The stranger flinched, eyes going wide. His grip on Sara loosened just enough. Sara dropped hard under his arm. Noah grabbed her and dragged her backward through the dirt. Eli lunged at the stranger, aiming high, both hands clamping onto the knife arm. Ben drove into him low, at the hips. The three of them went sideways. For half a second the man was nothing but elbows and boots and flannel in the dirt, fighting to get free. Jules darted in and kicked at his wrist until the blade came loose and skidded past the fire.

Then the man bucked hard, twisting out of Eli’s grasp and shoving Ben off to the side. Jules jumped back. He surged upright, his eyes flicking once toward the knife in the dirt before locking on me.

“Stay back!” I snapped.

But he was already moving.

My father’s voice came to me, flat and cold: When you see your shot, don’t hesitate.

The man charged. I fired.

The crack slammed off the trees. He folded and hit the ground hard.

Dog vanished into the dark.

For a second nobody moved. Then Sara started crying for real, bent over and gasping while Noah held her against him. Eli stayed on one knee, breathing hard.

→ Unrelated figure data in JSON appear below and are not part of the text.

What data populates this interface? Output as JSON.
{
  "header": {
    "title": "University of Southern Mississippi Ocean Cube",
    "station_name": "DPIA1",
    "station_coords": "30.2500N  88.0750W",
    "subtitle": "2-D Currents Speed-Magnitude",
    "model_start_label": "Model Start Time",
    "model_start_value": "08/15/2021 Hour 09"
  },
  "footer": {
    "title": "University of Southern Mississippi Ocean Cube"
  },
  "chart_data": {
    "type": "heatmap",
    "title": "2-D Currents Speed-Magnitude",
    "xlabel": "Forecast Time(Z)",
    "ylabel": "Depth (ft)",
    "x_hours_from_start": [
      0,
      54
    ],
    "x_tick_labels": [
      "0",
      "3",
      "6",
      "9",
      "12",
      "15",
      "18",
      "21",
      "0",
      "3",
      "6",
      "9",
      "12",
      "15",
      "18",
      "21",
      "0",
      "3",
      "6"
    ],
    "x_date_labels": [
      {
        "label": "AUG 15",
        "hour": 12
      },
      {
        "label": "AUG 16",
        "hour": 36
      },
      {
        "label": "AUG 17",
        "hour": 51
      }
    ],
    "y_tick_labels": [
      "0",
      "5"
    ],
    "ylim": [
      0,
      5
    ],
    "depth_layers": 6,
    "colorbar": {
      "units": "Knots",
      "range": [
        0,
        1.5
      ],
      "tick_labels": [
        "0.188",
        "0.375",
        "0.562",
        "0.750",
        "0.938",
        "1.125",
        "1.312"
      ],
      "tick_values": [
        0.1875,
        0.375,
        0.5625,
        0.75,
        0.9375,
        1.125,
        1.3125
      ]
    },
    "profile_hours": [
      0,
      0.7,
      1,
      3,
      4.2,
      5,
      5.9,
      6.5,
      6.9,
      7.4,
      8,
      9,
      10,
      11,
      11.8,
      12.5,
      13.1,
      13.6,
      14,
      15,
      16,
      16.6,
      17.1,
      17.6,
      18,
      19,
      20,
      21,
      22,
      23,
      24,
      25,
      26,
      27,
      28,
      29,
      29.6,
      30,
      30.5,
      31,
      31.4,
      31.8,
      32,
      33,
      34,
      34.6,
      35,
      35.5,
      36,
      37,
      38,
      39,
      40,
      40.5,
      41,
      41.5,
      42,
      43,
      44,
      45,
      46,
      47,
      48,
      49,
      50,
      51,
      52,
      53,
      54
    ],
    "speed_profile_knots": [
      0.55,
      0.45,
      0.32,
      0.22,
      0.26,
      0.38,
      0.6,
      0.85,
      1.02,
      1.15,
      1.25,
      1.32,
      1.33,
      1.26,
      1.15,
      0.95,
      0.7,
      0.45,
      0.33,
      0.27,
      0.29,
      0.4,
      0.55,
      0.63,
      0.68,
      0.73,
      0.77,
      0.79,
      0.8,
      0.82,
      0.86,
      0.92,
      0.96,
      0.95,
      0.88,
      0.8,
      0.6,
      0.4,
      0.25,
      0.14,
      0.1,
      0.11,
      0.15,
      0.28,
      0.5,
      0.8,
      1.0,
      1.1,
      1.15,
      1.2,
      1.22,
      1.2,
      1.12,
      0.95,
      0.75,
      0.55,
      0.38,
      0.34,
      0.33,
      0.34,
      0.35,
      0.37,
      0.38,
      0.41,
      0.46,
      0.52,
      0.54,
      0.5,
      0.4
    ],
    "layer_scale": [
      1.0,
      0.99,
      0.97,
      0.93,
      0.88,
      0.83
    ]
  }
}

Ben stood over the body, chest heaving. Jules stared at the knife in the dirt like he couldn’t believe it had been real.

I kept the rifle up and listened to my own breathing. Somewhere beyond the clearing, deeper in the trees, something moved. But whatever story the stranger had come there to tell was over now. The limp is what got you close. Only this time, I hadn’t walked blind into danger. I invited danger to walk close to me.